Pfizer announced that it would ramp up its focus in treatments for Alzheimer's disease, inflammation, cancer, pain and psychosis, and continue to focus on vaccines and biotechnology.

"The new company will be an industry leader in human, animal and consumer health," said Pfizer chief executive Jeffrey Kindler, in a press release. "Its geographic presence in most of the world's developed and developing countries will be unrivaled."

Pfizer also reported a 90% plunge in quarterly net profit. The company said its diluted earnings per share plummeted to 4 cents in the fourth quarter, from 40 cents the prior year.

The company blamed a $2.3 billion charge to resolve allegations from federal prosecutors that it had promoted Bextra for uses not approved by the FDA. Bextra, an anti-arthritis drug, was pulled off the market after Merck's (MRK, Fortune 500) Vioxx was withdrawn in 2005.

Pfizer also reported a slight decline in fourth-quarter revenue to $12.9 billion, from $12.3 billion the year before.

This is the first big merger since 2006, when the telecom giant AT&T (ATT) merged with BellSouth for $67 billion. After that deal, AT&T cut 10,000 jobs.

Miller Tabak analyst Les Funtleyder, author of "Healthcare Investing," said that Wyeth has a "decent pipeline" but with "nothing that immediately jumps out at me as blockbuster." Most promising, he said, is Wyeth's plan to roll out a new form of Prevnar, which combats meningitis and blood infections, with sales totaling $2.1 billion in 2008.

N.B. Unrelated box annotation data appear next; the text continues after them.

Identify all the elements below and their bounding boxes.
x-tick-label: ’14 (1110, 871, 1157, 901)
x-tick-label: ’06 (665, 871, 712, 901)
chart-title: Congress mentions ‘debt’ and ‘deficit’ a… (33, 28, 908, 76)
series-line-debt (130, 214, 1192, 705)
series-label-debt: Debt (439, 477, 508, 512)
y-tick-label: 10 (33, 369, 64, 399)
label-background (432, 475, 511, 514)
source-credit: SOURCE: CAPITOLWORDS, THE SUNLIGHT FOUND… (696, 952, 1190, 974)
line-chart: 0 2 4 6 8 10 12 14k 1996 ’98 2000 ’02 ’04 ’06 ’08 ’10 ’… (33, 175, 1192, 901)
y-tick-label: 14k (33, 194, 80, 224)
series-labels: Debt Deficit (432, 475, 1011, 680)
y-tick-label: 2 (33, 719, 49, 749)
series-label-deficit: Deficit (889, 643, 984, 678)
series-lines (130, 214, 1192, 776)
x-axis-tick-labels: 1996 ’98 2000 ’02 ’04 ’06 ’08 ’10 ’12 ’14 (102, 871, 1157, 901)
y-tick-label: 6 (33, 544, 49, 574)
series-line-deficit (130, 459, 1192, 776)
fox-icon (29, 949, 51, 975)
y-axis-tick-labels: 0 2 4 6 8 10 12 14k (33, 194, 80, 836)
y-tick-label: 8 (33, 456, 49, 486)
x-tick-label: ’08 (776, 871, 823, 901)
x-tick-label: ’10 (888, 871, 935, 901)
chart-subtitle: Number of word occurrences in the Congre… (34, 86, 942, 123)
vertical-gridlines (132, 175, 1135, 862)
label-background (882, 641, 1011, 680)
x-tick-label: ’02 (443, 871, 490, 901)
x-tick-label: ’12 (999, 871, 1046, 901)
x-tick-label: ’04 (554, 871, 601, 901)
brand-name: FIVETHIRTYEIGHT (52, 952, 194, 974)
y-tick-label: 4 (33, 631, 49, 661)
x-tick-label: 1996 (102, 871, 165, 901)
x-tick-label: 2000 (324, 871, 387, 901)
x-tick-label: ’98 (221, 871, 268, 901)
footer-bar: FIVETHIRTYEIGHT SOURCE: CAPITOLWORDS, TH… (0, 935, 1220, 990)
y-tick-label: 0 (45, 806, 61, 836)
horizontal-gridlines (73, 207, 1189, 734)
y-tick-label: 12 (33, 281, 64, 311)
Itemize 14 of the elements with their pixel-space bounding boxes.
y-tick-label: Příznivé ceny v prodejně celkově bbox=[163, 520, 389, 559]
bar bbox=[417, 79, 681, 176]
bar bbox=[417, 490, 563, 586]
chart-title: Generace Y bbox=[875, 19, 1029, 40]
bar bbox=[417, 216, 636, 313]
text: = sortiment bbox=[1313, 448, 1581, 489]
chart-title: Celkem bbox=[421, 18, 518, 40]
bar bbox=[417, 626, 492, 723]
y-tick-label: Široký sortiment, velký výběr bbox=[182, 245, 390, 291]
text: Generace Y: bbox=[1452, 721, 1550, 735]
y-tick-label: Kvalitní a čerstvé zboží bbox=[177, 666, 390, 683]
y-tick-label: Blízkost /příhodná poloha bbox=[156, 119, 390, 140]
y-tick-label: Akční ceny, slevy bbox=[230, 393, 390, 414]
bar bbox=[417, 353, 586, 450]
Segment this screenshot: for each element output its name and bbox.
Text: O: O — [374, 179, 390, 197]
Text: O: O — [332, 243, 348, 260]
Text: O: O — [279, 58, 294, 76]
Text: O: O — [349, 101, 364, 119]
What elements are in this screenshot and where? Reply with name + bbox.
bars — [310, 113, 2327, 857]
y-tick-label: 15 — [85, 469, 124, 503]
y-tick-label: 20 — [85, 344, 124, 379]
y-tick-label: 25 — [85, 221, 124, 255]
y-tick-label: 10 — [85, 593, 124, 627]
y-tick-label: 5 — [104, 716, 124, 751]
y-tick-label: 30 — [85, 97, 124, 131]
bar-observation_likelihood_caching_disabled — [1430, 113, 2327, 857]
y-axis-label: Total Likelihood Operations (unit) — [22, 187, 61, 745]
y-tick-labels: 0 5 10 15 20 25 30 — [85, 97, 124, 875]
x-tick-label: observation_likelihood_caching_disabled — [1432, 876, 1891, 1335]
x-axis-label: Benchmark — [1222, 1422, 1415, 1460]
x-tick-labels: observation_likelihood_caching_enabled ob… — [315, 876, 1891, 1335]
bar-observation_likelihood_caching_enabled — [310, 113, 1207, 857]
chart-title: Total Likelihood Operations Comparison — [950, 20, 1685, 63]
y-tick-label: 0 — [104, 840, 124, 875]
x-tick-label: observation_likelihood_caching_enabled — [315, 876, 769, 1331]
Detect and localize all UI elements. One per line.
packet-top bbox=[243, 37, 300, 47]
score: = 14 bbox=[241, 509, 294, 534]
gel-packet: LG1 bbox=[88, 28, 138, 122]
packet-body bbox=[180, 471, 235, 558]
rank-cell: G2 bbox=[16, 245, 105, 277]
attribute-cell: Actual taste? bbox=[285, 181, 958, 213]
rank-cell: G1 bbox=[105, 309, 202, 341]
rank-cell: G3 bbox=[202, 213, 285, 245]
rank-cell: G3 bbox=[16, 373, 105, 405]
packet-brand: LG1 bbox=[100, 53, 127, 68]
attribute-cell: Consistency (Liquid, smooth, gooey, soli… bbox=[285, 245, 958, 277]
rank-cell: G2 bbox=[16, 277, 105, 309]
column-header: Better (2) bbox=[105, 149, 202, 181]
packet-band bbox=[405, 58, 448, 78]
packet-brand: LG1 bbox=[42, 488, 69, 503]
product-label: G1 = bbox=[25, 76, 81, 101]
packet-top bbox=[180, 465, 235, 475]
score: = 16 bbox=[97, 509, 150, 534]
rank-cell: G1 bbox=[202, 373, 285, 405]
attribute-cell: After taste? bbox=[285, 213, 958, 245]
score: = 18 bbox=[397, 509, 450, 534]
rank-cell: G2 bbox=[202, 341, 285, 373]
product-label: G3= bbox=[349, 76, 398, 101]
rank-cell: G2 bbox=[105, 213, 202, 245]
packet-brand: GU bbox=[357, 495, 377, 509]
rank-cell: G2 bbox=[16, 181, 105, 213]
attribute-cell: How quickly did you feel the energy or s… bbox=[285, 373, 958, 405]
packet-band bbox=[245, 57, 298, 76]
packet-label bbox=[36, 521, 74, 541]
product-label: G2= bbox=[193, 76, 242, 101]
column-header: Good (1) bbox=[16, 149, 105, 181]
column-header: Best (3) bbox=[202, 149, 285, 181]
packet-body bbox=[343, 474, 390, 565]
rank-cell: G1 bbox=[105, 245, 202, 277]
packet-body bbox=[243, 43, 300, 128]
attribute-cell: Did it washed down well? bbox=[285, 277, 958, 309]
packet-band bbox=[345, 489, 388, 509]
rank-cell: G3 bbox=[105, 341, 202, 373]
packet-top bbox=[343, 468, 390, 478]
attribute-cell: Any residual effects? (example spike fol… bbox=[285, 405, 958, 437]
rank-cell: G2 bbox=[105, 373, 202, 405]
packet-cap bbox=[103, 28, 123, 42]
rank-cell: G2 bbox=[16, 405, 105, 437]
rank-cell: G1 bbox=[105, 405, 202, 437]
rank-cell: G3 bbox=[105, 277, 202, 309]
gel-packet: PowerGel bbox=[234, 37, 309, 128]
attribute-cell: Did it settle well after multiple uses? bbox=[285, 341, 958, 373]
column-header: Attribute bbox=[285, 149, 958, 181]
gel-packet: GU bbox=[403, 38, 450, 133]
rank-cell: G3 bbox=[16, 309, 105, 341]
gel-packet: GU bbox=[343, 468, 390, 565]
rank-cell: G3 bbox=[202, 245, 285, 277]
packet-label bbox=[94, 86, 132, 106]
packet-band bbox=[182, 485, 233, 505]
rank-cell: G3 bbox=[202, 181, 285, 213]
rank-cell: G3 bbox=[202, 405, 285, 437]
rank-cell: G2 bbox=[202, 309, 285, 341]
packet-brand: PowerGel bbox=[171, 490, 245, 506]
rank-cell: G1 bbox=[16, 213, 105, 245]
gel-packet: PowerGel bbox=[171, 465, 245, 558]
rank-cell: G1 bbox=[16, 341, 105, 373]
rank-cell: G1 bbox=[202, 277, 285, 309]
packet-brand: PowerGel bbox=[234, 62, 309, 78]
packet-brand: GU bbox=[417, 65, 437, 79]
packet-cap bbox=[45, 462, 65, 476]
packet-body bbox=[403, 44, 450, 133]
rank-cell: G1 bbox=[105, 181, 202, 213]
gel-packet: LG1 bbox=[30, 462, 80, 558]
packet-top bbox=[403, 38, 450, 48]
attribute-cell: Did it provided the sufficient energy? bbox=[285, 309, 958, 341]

Pfizer's (PFE, Fortune 500) stock price slipped in pre-market trading, while Wyeth's (WYE, Fortune 500) edged up.

One of Pfizer's chief challenges is finding a replacement for the cholesterol-cutting Lipitor, the top-selling drug of all time. The drug's annual sales peaked at nearly $13 billion in 2006, but revenue will plummet when Lipitor's patent expires in 2011.